The remarks came at the time that James Mendenhall, general counsel of the Office of the US Trade Representative, threatened to file a complaint with the World Trade Organization (WTO) if China could not "dramatically reduce" IPR violations.

"If we were to conclude that the dispute settlement is the best solution in dealing with China, we will not shy away from that," he said during a visit to Beijing.

The United States complained that its trade deficit against China largely resulted from piracy and counterfeiting in China, saying the deficit had increased to US$202 billion last year.

China has been intensifying its fight against piracy, which has harmed not only foreign but also domestic companies, said Zhao Yumin, an analyst from the Ministry of Commerce's trade and economic cooperation institute.

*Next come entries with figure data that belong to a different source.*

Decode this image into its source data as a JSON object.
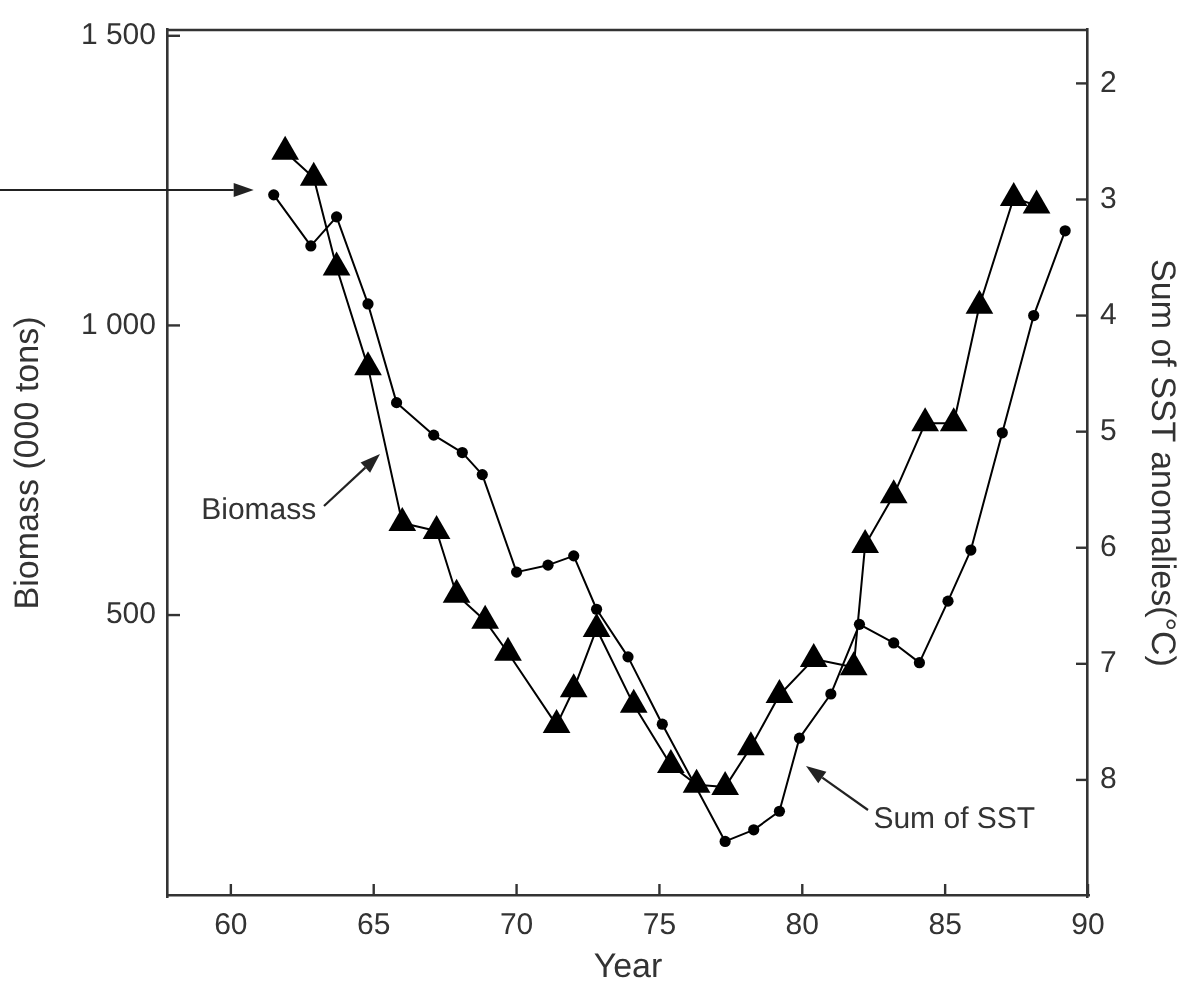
{
  "chart_data": {
    "type": "line",
    "xlabel": "Year",
    "ylabel": "Biomass (000 tons)",
    "y2label": "Sum of SST anomalies(°C)",
    "xlim": [
      57.8,
      90
    ],
    "xticks": [
      60,
      65,
      70,
      75,
      80,
      85,
      90
    ],
    "ylim": [
      15,
      1510
    ],
    "yticks": [
      {
        "value": 500,
        "label": "500"
      },
      {
        "value": 1000,
        "label": "1 000"
      },
      {
        "value": 1500,
        "label": "1 500"
      }
    ],
    "y2lim": [
      9.0,
      1.54
    ],
    "y2ticks": [
      2,
      3,
      4,
      5,
      6,
      7,
      8
    ],
    "grid": false,
    "legend": false,
    "line_style": "solid",
    "series": [
      {
        "name": "Biomass",
        "color": "#000000",
        "marker": "triangle",
        "x": [
          61.9,
          62.9,
          63.7,
          64.8,
          66.0,
          67.2,
          67.9,
          68.9,
          69.7,
          71.4,
          72.0,
          72.8,
          74.1,
          75.4,
          76.3,
          77.3,
          78.2,
          79.2,
          80.4,
          81.8,
          82.2,
          83.2,
          84.3,
          85.3,
          86.2,
          87.4,
          88.2
        ],
        "values": [
          1300,
          1255,
          1100,
          928,
          659,
          645,
          535,
          490,
          435,
          310,
          372,
          476,
          345,
          241,
          207,
          203,
          272,
          362,
          424,
          410,
          621,
          707,
          831,
          831,
          1034,
          1220,
          1207
        ]
      },
      {
        "name": "Sum of SST",
        "color": "#000000",
        "marker": "circle",
        "axis": "y2",
        "x": [
          61.5,
          62.8,
          63.7,
          64.8,
          65.8,
          67.1,
          68.1,
          68.8,
          70.0,
          71.1,
          72.0,
          72.8,
          73.9,
          75.1,
          77.3,
          78.3,
          79.2,
          79.9,
          81.0,
          82.0,
          83.2,
          84.1,
          85.1,
          85.9,
          87.0,
          88.1,
          89.2
        ],
        "values": [
          2.96,
          3.4,
          3.15,
          3.9,
          4.75,
          5.03,
          5.18,
          5.37,
          6.21,
          6.15,
          6.07,
          6.53,
          6.94,
          7.52,
          8.53,
          8.43,
          8.27,
          7.64,
          7.26,
          6.66,
          6.82,
          6.99,
          6.46,
          6.02,
          5.01,
          4.0,
          3.27
        ]
      }
    ]
  }
}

"Central and local governments at various levels have recognized the importance of IPR protection," she said. "But it takes time for China, a developing country, to develop a mature IPR protection system."

IPR protection tops the agenda of the ministry as it plans to establish offices across the country to accept complaints of piracy.

In fact, Zhao said, the US exaggeration of IPR issues came from its fear of China's surging exports, particularly exports of middle- and high-end high-tech products.

Mendenhall said that in his three-day visit to Beijing, he exchanged information with Chinese officials over IPR protection and other trade issues, such as China's regulation of imported foreign car parts.

A rule took effect in China last year requiring higher, full-vehicle tariff rates on imported car parts or components. It increased some carmakers' production costs in China.

Mendenhall's visit is expected to pave the way for the Joint Commission on Commerce and Trade, which is scheduled to take place in April in Washington.

The dialogue generally focuses on a number of issues, including IPR protection and trade conflicts. The highest-level trade officials from both sides attend the commission.